In a turn of events that highlights the volatility and responsiveness of global eCommerce logistics, Temu, the rapidly expanding budget eCommerce platform owned by PDD Holdings, has resumed direct shipping of products from Chinese factories to U.S. customers. This follows the reinstatement of a trade truce between Beijing and Washington. 

Background: What Changed

In early May 2025, President Donald Trump’s administration eliminated the “de minimis” tariff exemption—a long-standing policy that allowed packages valued below $800 to enter the U.S. duty-free. The move dramatically disrupted cross-border eCommerce by making China-origin shipments significantly more expensive and operationally complex.

As a result, Temu swiftly pivoted to a local fulfilment model, relying on U.S.-based inventory and warehouses to continue serving American customers. This also led to reduced ad spending in the U.S. and a substantial decline in daily users, by approximately 48% compared to March levels. 

The Truce and Return to Direct Shipping 

Following recent trade negotiations, the U.S. agreed to temporarily soften tariff pressures, enabling platforms like Temu to revive their international supply chains. As of July, Temu has reinstated its “fully managed” shipping service, meaning it once again handles logistics and customs clearance for suppliers directly from China.
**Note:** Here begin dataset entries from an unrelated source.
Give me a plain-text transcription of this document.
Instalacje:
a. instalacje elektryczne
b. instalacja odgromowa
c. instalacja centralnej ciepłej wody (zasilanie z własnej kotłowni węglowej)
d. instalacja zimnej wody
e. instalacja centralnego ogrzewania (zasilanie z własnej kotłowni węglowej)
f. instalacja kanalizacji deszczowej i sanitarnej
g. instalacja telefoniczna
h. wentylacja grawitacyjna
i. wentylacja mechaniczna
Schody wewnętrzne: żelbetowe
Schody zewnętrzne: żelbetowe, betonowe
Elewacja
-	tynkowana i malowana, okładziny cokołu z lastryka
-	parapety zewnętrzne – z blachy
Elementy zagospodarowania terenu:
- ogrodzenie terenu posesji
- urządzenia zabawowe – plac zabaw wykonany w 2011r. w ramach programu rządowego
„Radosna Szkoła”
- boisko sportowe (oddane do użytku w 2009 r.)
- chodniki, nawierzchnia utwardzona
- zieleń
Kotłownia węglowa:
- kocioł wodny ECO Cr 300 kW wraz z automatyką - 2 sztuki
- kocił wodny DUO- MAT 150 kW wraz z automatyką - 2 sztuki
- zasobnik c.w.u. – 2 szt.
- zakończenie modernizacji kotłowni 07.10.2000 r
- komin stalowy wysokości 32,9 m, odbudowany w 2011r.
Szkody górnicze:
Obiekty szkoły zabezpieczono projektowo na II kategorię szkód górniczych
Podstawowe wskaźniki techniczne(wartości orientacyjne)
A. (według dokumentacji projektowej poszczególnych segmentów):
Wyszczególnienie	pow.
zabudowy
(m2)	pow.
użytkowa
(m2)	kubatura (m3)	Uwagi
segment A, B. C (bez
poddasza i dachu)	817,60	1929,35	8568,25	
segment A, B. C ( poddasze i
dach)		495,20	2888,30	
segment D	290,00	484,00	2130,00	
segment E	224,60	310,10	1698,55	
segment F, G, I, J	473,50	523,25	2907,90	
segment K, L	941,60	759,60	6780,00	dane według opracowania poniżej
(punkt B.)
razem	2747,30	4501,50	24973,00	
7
Key components of the restart include: 

  • Resumption of direct-to-consumer shipping from China
  • Expanded internal logistics infrastructure, reducing reliance on third-party providers.
  • U.S. advertising investments returning to Q1 2025 levels, signalling confidence in a renewed shipping model. 
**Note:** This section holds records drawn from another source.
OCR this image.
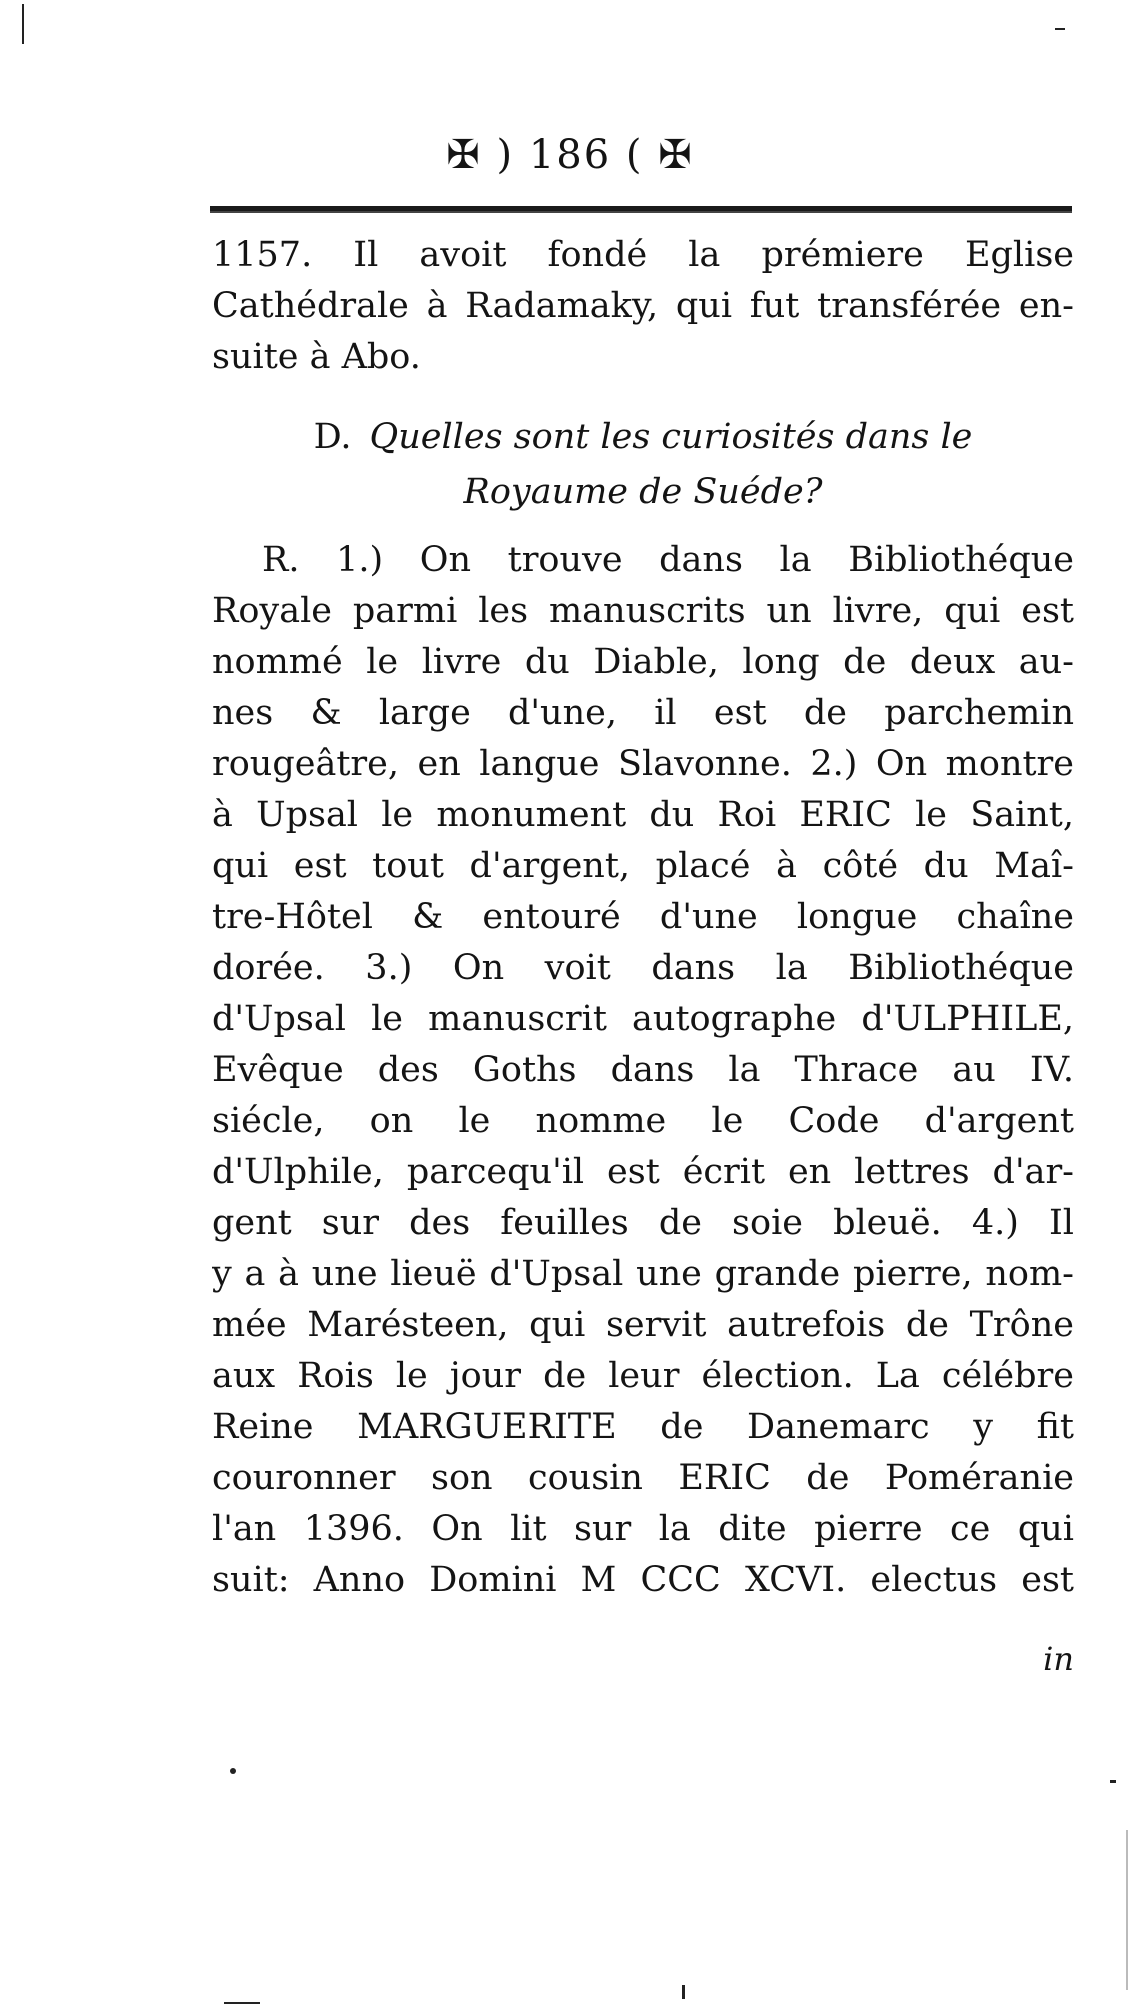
✠ ) 186 ( ✠
1157. Il avoit fondé la prémiere Eglise
Cathédrale à Radamaky, qui fut transférée en-
suite à Abo.
D. Quelles sont les curiosités dans le
Royaume de Suéde?
R. 1.) On trouve dans la Bibliothéque
Royale parmi les manuscrits un livre, qui est
nommé le livre du Diable, long de deux au-
nes & large d'une, il est de parchemin
rougeâtre, en langue Slavonne. 2.) On montre
à Upsal le monument du Roi ERIC le Saint,
qui est tout d'argent, placé à côté du Maî-
tre-Hôtel & entouré d'une longue chaîne
dorée. 3.) On voit dans la Bibliothéque
d'Upsal le manuscrit autographe d'ULPHILE,
Evêque des Goths dans la Thrace au IV.
siécle, on le nomme le Code d'argent
d'Ulphile, parcequ'il est écrit en lettres d'ar-
gent sur des feuilles de soie bleuë. 4.) Il
y a à une lieuë d'Upsal une grande pierre, nom-
mée Marésteen, qui servit autrefois de Trône
aux Rois le jour de leur élection. La célébre
Reine MARGUERITE de Danemarc y fit
couronner son cousin ERIC de Poméranie
l'an 1396. On lit sur la dite pierre ce qui
suit: Anno Domini M CCC XCVI. electus est
in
Strategic Impacts and Industry Significance 

This shift underscores the agility of cross-border eCommerce players in adapting to geopolitical changes. For Temu: 

  • It restores its cost-competitive pricing, previously powered by low-cost direct shipping.
  • It improves operational control over logistics and customs, potentially speeding up delivery and reducing costs.
  • It indicates a willingness to recalibrate strategies based on shifting trade landscapes, a key trait for sustained global growth. 

Challenges Ahead 

Despite the optimism, several risks remain: 

  • The tariff relief is temporary, raising concerns about long-term viability if trade terms revert.
  • Any renewed escalation could force Temu back to a local fulfilment model, potentially increasing costs and limiting product availability.
  • U.S. consumer trust may not rebound immediately in response to shifting fulfillment models; consistency will be critical. 

The Bigger Picture 

Temu’s return to direct shipping is emblematic of broader trends in international digital commerce—where pricing strategies, trade policy, advertising, and logistics are intricately intertwined. Whether the truce evolves into a more stable framework will be vital to Temu’s efforts to reclaim ground in the U.S. market.